My point is, if I can get these reasonable results with no equipment, in dirty condition s, with a fecked battery, and a fairly arbitrary mix of electrolyte, what could a lab achieve? If you could study the chemistry and cell conditions, and optimise the process. Surely you could do better than me (and to be honest, I'm pretty happy already, as my toxic scrap is now usable) -
I don't think you can take an old battery with damaged plates and restore it to it's former glory using alum. But I've been converting older lead acid batteries to alum for several years now, and the ones I have are very useful for low draw led lights. I can run a 5 watt camping LED bulb 24/7/365 with a 30w solar panel hooked to an old converted car or lawn tractor battery.
The biggest issue is most of the batteries I've converted to alum electrolyte weren't in great shape to begin with. I'm planning to eventually use a newer battery or possibly a brand new one just to see what it will do and how long it will last. The alum conversions I've done that had all good cells after conversion have lasted for some time. In fact I have a few that I've been running lights off of for several years with nothing but normal maintenance (just keeping the water topped up).
I've also used alum batteries with dead cells. The problem with this is that the dead cells will heat up if you draw too much from them or charge them too fast. But I have still been able to employ them with very low watt LED lights, some that I just made from Light Emitting Diodes and resistors. Of course I only use 5 or 10 watt (or less) solar panels to charge them, but they are useful for having a night light for navigating my camper at night. I've also used them in my house and find them very useful. They actually have a lot of storage capacity, but unfortunately you can't utilize all of that because of the bad cells. You have to make sure you only use an alum battery with bad cells with very low current. I never use more than maybe a watt or less. Usually about a quarter watt LED bulb and I never charge one like this with more that 10 watts.

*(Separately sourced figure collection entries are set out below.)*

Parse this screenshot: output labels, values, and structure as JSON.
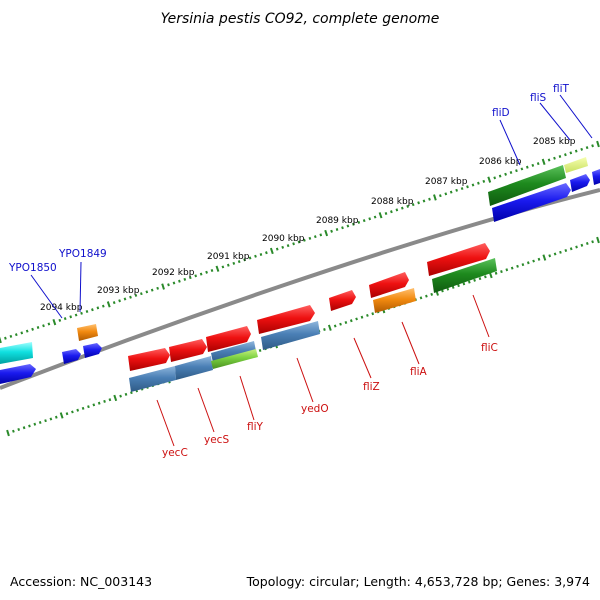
{
  "title": "Yersinia pestis CO92, complete genome",
  "footer": {
    "accession": "Accession: NC_003143",
    "summary": "Topology: circular; Length: 4,653,728 bp; Genes: 3,974"
  },
  "ticks": [
    "2094 kbp",
    "2093 kbp",
    "2092 kbp",
    "2091 kbp",
    "2090 kbp",
    "2089 kbp",
    "2088 kbp",
    "2087 kbp",
    "2086 kbp",
    "2085 kbp"
  ],
  "labels_top": [
    "YPO1850",
    "YPO1849",
    "fliD",
    "fliS",
    "fliT"
  ],
  "labels_bottom": [
    "yecC",
    "yecS",
    "fliY",
    "yedO",
    "fliZ",
    "fliA",
    "fliC"
  ],
  "colors": {
    "label_top": "#1010cc",
    "label_bottom": "#cc1010",
    "backbone": "#8a8a8a",
    "dots": "#2a8a2a",
    "red": "#ee1111",
    "blue": "#1a1aee",
    "steel": "#4a7fb5",
    "green": "#1e8a1e",
    "orange": "#f28a10",
    "cyan": "#10e0e0",
    "lime": "#7ad040"
  }
}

But if you don't have any bad cells, you can actually draw quite a bit of power and recharge it on a consistent basis. The voltage is always slightly lower than lead acid. Where a lead acid cell is typically about 2.1v, a good lead alum cell is typically about 1.9v and after being used for awhile sometimes gets a little lower yet. So they're not really very good for use with an inverter. The discharge curve of an alum battery looks more like that of a NiCad or similar battery. My good ones usually tend to run around 9 to 11 volts when drawing 2 or 3 amps. I haven't drawn much more than that except under closely observed test conditions and during forming sometimes I will quickly charge and discharge a few times.

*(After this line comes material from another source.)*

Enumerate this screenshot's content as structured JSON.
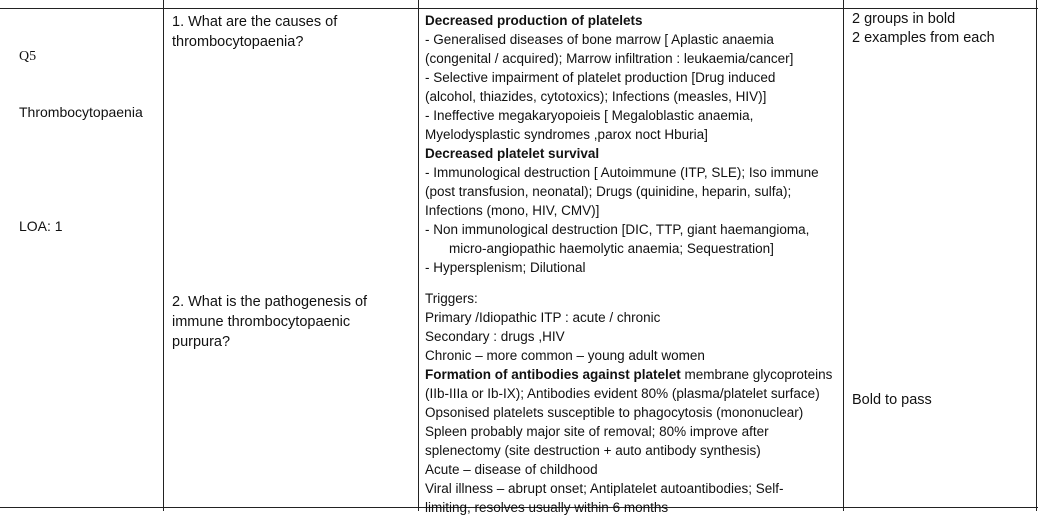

One solution I'm considering for the inverter issue is to create an alum battery that has an extra cell. For example I'm thinking of possibly using 13 forklift battery cells, instead of 12, for a 24 volt system. I believe I could probably run a refrigerator and much more with a system like that. 1.9v times 13 cells is 24.7v which should run a 24v inverter for quite some time. With the right solar input I believe I could my refrigerator and my freezer on a permanent basis and it would function well. But it would be nice if I could get an inverter designed to drain down more than usual. Say to maybe 16 volts. But not being an electronics whiz, I'm not sure how low you could go with inverter input before it would cause too much heat and perhaps even damage the inverter. But my guess is that 13 electric forklift cells would work to run at least a fridge and freezer. Another thing I may try is using a couple of 8v golf cart batteries with alum as a 12v battery. The bank would never be charged to it's full capacity, but with the alum electrolyte I don't think that would cause any damage to the batteries. This is the experiment I'm currently looking forward to trying most right now. As soon as I find a good deal on some 8v golf cart batteries.